Un aval es una persona que se compromete a pagar si tú no lo haces. No es un testigo: si dejas de pagar, el banco puede ir directo contra el aval sin necesidad de agotarte a ti primero, dependiendo del contrato. Eso significa que pedirle a tu familiar o amigo que sea aval es pedirle que asuma una deuda real. Quienes han firmado como aval sin leer el contrato y terminaron pagando una deuda ajena saben perfectamente de lo que hablamos.
Las garantías reales, como la pignoración de una cuenta de inversión o un seguro de vida, son menos comunes en préstamos personales pequeños pero existen en productos como el crédito de nómina con garantía INFONAVIT o esquemas de crédito con garantía de depósito.
En el mercado de fintech esto está evolucionando. Algunas plataformas permiten que un familiar actúe como cotitular o codeudor solidario de forma digital, sin trámites físicos. Esto puede ser útil si quieres un monto mayor al que te aprobarían solo con tu perfil.
Un punto que la CONDUSEF ha señalado en varios reportes: hay financieras informales que piden documentos como garantía (escrituras, facturas de auto) para créditos personales pequeños. Eso no es práctica de una institución regulada. Si una financiera te pide dejar documentos originales como prenda, verifica su registro ante la CONDUSEF antes de proceder.
Consejo: Antes de aceptar ser aval de alguien, lee la cláusula de obligación solidaria en el contrato. Si dice 'obligado solidario' o 'deudor solidario', el banco puede cobrarte a ti directamente sin necesidad de demandar primero al titular.
Cómo preparar tu solicitud para maximizar tus posibilidades de aprobación
Preparar una solicitud de préstamo personal con inteligencia hace diferencia real en la tasa que recibes, el monto que te aprueban y si te aprueban o no. Aquí hay cosas concretas que puedes hacer antes de aplicar.
Primero, consulta tu historial en Buró de Crédito y Círculo de Crédito. Si hay errores, dispútalos. Si hay cuentas que ya pagaste pero aparecen activas, solicita la actualización con la institución correspondiente. Este proceso puede tardar entre 30 y 60 días, así que planearlo con anticipación vale la pena.
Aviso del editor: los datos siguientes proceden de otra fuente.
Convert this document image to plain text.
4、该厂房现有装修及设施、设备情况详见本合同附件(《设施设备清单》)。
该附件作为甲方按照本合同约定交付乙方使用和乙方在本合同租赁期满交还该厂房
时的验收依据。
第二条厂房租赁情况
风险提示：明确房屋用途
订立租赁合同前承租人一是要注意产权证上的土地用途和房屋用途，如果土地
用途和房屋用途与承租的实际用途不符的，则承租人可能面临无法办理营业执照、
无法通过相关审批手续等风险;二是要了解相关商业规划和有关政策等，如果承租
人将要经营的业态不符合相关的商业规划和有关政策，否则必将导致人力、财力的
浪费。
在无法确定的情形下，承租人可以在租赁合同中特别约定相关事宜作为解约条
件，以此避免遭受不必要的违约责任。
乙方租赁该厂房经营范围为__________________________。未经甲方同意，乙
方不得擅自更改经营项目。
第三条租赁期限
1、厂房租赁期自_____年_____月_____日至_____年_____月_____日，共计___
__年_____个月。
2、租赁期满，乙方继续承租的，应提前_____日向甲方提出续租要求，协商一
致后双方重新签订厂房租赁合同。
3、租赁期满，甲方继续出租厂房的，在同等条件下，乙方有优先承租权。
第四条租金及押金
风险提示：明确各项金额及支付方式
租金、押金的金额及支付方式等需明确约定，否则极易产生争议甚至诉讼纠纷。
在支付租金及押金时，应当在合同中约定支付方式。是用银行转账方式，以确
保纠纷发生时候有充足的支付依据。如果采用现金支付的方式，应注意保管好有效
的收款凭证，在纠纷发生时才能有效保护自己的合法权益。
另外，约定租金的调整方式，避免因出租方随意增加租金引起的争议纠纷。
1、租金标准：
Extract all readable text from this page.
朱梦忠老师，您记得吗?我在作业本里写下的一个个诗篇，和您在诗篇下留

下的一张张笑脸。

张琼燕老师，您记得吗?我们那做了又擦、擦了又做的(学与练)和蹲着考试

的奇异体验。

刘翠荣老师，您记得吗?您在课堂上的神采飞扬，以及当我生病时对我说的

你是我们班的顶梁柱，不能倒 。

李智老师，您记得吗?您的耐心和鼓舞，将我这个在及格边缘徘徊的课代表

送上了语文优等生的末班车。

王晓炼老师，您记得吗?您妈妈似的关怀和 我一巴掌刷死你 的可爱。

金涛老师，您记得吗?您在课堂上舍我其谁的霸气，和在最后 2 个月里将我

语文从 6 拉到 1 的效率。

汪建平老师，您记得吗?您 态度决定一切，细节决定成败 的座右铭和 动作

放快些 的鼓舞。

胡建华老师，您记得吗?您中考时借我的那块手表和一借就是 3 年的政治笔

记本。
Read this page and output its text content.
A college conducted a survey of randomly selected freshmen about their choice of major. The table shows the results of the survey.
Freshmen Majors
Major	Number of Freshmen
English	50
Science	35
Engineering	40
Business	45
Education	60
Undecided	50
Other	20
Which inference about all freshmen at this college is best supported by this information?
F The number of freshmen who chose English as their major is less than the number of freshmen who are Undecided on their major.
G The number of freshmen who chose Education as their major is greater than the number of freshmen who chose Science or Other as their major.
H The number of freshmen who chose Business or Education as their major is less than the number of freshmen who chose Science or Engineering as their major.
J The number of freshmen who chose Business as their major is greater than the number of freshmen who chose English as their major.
Segundo, no apliques a varios préstamos al mismo tiempo. Cada consulta deja huella y un scoring bajará si acumulas muchas consultas en poco tiempo. Usa ComparaPrestamos para comparar opciones sin que eso genere consultas en tu historial, y después aplica a la opción que mejor se adapte a tu perfil.
Tercero, actualiza tu información en el SAT. El domicilio fiscal desactualizado es una causa de rechazo técnico en muchas fintech que cruzan datos con el SAT. Hacerlo en el portal del SAT no toma más de 10 minutos.
Cuarto, si tienes deudas activas en tarjetas de crédito, reducir la utilización de tus líneas (pagar para bajar el saldo al 30% del límite o menos) antes de aplicar mejora tu score y muestra mejor capacidad de pago disponible.
Quinto, aplica en el lugar donde ya tienes una relación financiera establecida. El banco donde recibes tu nómina o donde tienes una cuenta de ahorro activa ya tiene información de tus movimientos, y eso frecuentemente se traduce en condiciones mejores y aprobación más rápida. No es garantía, pero hemos visto que marca diferencia.
Consejo: La mejor posición para negociar condiciones de un préstamo es cuando no lo necesitas urgentemente. Si puedes planear con tres o cuatro semanas de anticipación, llegas a la mesa con el expediente limpio y sin presión, lo que se refleja en mejores tasas.